Arriviamo così alla prima vera crisi di Alitalia.
Da allora sono passati venticinque anni. Un quarto di secolo e gli aerei col tricolore in coda sono ancora a terra, incapaci sia di librarsi in volo che di morire. Se da un lato i continui salvataggi pubblici hanno tenuto in vita la compagnia, dall’altro sono stati insufficienti e non accompagnati da piani di rilancio ambiziosi ed efficaci. Lo stesso, in realtà, è avvenuto in quasi ogni altro settore della nostra economia. Noi italiani non siamo stati capaci di comprendere come concorrenza volesse dire fine di un’epoca, di un sistema che presentava sì degli svantaggi in termini di efficienza, ma notevoli vantaggi sociali. Concorrenza, ad esempio, vuol dire vantaggi per i consumatori, ma svantaggi per i lavoratori e oggi infatti si parla di tagli degli stipendi del trenta percento, d’altronde devi competere con Ryanair che li ha più bassi del quaranta.

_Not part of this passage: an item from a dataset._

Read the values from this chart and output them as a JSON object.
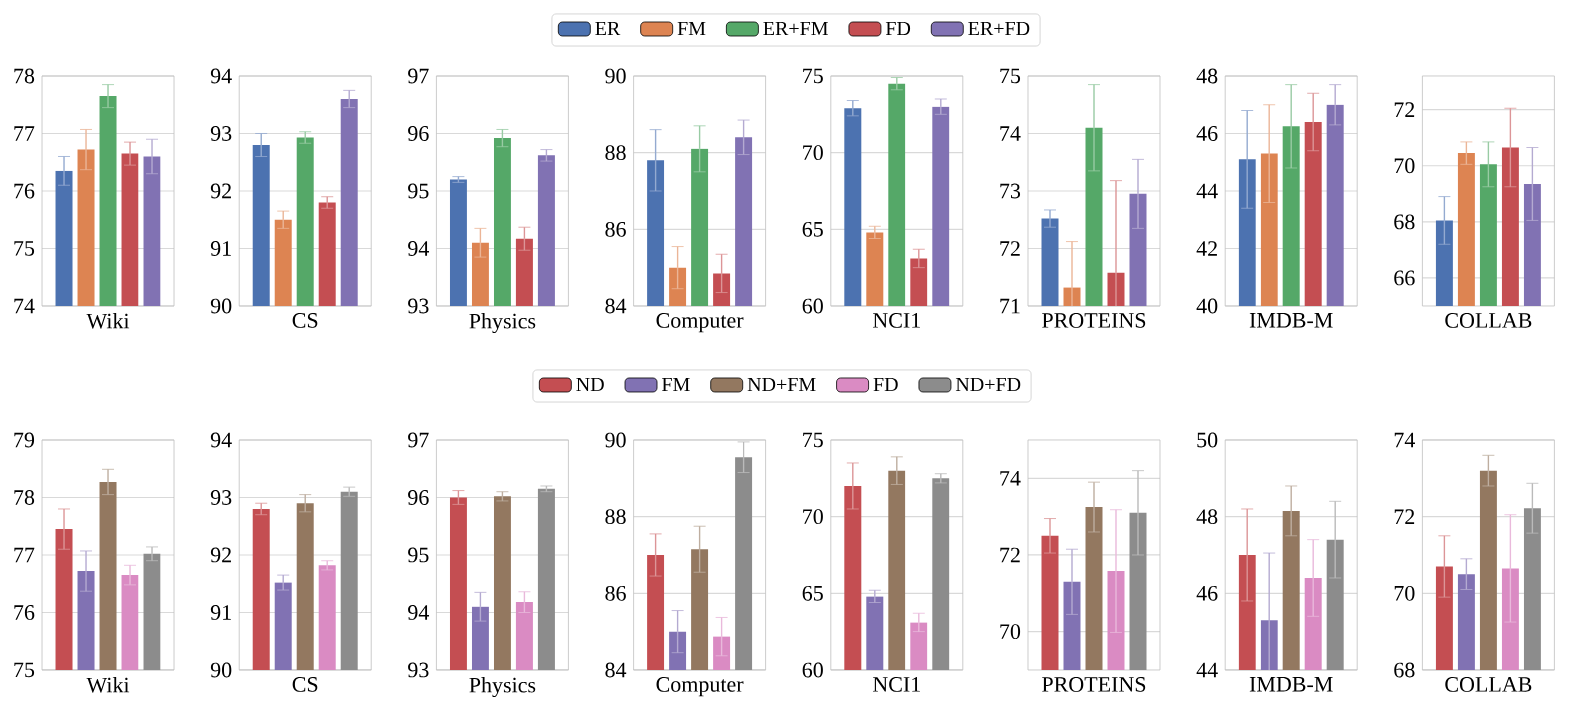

In altre parole, quello che il neoliberismo dà da una parte, con la riduzione dei prezzi, toglie dall’altra, con la riduzione dei costi. La differenza è che i prezzi calano subito per tutti, i costi (cioè in buona parte gli stipendi) solo per alcuni. Proprio la frammentazione delle classi sociali è la sua forza, così ogni categoria gode delle disgrazie altrui finchè non tocca alla propria. Arriviamo così alla situazione odierna, ben fotografata da questo pezzo di Repubblica. Il modello vincente è Ryanair. O si diventa più competitivi di loro, coi rischi connessi, o si muore. In ultima analisi, pertanto, non siamo stati capaci né di opporci al cambiamento e difendere il nostro vecchio modello di sviluppo, né di cambiare veramente e compiere scelte coerenti, per quanto brutali. Il risultato sono stati venticinque anni di lenta agonia.